The average 30-year FRM rate matched last week’s 4.57% and the average 15-year rate also remained stable and near its high for the year at 3.59%.
"Mortgage rates were little changed this week following a mixed employment report,” said Frank Nothaft, vice president and chief economist, Freddie Mac, in his weekly rate recap.
“For example, the economy added 169,000 jobs in August, which was below the market consensus forecast, and revisions subtracted another 74,000 from the prior two months.
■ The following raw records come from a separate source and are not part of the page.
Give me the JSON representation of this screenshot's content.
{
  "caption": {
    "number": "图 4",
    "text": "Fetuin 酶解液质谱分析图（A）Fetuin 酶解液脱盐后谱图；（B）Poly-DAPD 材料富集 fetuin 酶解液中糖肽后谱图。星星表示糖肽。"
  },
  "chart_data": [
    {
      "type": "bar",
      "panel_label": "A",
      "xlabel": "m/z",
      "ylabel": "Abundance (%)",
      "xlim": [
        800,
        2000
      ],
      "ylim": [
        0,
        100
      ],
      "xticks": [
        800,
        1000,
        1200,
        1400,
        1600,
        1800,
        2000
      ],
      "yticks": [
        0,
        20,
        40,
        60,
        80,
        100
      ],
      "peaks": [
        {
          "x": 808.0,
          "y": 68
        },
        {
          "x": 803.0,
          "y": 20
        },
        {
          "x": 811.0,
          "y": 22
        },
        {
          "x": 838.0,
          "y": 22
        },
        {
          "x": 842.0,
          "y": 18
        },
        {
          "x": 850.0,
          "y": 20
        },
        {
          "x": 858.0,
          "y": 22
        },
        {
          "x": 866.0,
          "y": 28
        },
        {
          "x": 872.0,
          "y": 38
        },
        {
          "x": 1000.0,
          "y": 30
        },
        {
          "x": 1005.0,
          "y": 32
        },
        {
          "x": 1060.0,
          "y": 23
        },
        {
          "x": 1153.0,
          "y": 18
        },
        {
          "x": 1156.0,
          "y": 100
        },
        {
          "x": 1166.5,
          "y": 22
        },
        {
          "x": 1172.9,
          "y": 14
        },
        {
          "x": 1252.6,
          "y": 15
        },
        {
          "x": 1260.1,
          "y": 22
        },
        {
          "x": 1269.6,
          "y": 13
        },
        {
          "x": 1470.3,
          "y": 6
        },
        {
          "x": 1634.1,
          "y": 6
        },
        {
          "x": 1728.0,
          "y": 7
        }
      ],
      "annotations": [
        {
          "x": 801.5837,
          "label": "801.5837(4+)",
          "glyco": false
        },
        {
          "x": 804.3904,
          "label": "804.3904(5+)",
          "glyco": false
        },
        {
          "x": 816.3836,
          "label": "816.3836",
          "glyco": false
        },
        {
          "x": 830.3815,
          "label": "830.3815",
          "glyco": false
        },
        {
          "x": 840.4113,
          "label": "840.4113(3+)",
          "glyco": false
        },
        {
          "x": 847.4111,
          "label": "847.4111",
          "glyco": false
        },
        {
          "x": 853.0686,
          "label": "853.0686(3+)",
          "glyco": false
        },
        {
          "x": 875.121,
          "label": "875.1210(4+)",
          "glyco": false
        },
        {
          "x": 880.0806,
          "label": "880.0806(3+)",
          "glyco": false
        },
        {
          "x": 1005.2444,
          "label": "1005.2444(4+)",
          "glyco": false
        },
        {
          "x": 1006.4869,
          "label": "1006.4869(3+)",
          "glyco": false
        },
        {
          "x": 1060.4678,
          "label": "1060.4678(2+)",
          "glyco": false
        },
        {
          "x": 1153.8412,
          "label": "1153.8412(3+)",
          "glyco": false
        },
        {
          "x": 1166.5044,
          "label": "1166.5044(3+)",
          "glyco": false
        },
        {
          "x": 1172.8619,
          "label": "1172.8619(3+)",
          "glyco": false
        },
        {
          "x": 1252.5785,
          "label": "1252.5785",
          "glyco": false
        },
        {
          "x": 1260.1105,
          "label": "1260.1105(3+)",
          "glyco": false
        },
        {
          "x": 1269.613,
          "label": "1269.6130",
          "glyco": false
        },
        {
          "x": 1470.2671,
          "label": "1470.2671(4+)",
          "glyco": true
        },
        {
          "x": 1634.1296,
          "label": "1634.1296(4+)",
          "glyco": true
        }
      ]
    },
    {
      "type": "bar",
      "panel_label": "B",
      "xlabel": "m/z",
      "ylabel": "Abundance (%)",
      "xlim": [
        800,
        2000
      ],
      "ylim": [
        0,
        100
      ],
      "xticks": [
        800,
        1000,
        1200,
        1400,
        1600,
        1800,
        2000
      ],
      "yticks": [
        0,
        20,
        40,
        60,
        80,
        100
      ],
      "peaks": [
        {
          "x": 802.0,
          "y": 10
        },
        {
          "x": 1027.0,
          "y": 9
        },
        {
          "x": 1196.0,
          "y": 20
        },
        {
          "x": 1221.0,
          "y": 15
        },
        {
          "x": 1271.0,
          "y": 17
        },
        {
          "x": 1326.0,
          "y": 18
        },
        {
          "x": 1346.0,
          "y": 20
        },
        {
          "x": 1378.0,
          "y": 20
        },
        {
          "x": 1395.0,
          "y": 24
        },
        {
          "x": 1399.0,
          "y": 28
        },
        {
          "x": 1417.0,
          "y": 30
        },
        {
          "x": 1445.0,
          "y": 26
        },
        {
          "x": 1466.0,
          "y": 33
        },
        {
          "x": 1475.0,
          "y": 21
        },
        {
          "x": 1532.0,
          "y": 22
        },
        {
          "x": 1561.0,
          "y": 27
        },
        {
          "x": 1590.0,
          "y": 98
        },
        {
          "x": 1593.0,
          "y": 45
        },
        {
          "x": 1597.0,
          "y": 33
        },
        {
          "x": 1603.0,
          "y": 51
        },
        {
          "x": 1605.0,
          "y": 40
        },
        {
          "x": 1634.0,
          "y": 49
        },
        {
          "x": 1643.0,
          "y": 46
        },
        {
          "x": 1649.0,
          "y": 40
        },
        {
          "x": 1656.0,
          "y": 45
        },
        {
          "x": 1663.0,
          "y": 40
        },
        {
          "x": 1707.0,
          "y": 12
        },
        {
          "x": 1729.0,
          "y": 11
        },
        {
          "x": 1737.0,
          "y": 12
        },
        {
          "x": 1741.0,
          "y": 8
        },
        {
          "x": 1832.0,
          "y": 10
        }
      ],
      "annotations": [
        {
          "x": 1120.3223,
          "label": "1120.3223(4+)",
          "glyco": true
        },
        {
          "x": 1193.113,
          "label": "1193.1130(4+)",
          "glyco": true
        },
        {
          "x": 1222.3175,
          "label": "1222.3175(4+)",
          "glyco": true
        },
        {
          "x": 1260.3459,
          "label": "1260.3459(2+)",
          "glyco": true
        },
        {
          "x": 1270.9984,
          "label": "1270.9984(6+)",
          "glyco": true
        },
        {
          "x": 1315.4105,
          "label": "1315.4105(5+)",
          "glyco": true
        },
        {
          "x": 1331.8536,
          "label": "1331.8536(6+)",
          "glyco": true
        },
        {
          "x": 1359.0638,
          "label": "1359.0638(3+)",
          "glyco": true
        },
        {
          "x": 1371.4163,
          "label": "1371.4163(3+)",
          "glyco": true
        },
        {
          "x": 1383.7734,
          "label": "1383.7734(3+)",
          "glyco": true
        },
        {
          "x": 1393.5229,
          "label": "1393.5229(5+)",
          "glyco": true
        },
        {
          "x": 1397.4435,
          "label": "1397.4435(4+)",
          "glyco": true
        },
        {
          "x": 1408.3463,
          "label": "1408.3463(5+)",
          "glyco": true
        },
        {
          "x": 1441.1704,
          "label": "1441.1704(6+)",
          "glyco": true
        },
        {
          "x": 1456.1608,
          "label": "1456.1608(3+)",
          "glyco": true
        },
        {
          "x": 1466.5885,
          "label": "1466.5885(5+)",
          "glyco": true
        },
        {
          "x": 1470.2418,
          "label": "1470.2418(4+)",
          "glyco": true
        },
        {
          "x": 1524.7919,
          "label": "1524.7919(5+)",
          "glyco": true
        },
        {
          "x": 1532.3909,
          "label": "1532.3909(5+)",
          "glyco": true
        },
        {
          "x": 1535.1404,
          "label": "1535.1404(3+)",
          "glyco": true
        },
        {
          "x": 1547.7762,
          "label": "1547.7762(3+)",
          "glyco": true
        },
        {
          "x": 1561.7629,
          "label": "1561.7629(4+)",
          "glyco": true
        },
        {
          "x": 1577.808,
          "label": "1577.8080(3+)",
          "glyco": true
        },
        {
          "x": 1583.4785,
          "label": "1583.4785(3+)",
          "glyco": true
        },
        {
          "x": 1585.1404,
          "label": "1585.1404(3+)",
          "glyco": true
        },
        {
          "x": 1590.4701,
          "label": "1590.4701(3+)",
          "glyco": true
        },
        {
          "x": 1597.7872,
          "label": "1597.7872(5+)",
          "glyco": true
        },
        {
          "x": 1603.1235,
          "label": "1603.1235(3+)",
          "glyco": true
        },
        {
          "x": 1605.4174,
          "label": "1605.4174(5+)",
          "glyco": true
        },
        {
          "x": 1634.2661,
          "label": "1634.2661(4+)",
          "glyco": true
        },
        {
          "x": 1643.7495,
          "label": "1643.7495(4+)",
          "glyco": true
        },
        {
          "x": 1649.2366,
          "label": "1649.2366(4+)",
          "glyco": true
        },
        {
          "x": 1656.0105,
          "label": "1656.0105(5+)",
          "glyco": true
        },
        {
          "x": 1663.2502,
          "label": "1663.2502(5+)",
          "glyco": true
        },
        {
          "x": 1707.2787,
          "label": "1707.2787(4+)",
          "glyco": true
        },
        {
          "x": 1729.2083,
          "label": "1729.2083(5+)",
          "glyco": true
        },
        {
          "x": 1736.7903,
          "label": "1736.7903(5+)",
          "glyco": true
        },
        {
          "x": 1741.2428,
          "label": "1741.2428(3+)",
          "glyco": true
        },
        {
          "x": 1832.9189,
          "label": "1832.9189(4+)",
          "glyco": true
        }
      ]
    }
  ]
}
Meanwhile, the unemployment rate fell to 7.3 percent which was the lowest since December 2008."
The long-term rate-indicative 10-year Treasury yield has at times spiked as high as 2.96% or so the past week, nearing the psychologically important 3% level, but as of deadline mid-Thursday morning during the East Coast trading day, it was trading at the lower end of its range for the period closer to 2.87%.
While fixed mortgage rates remained steady during the week ending Sept. 12, the average rate for a five-year Treasury-indexed hybrid adjustable-rate mortgages dropped six basis points to 3.22% and the average one-year Treasury ARM rate fell four basis points to 2.67%.
Average points were lowest for one-year Treasury ARMS at 0.4 of a point, followed by five-year Treasury hybrids at 0.5 of a point, 15-year FRMs at 0.7 of a point, and 30-year FRMs at 0.8 of a point.
A year ago, the average weekly 30-year FRM rate was nearly a full percentage point lower at 3.55%. At that time, the average weekly 15-year FRM rate was 2.85%, the average weekly five-year Treasury hybrid rate was 2.72%, and the average weekly one-year Treasury ARM rate was 2.61%.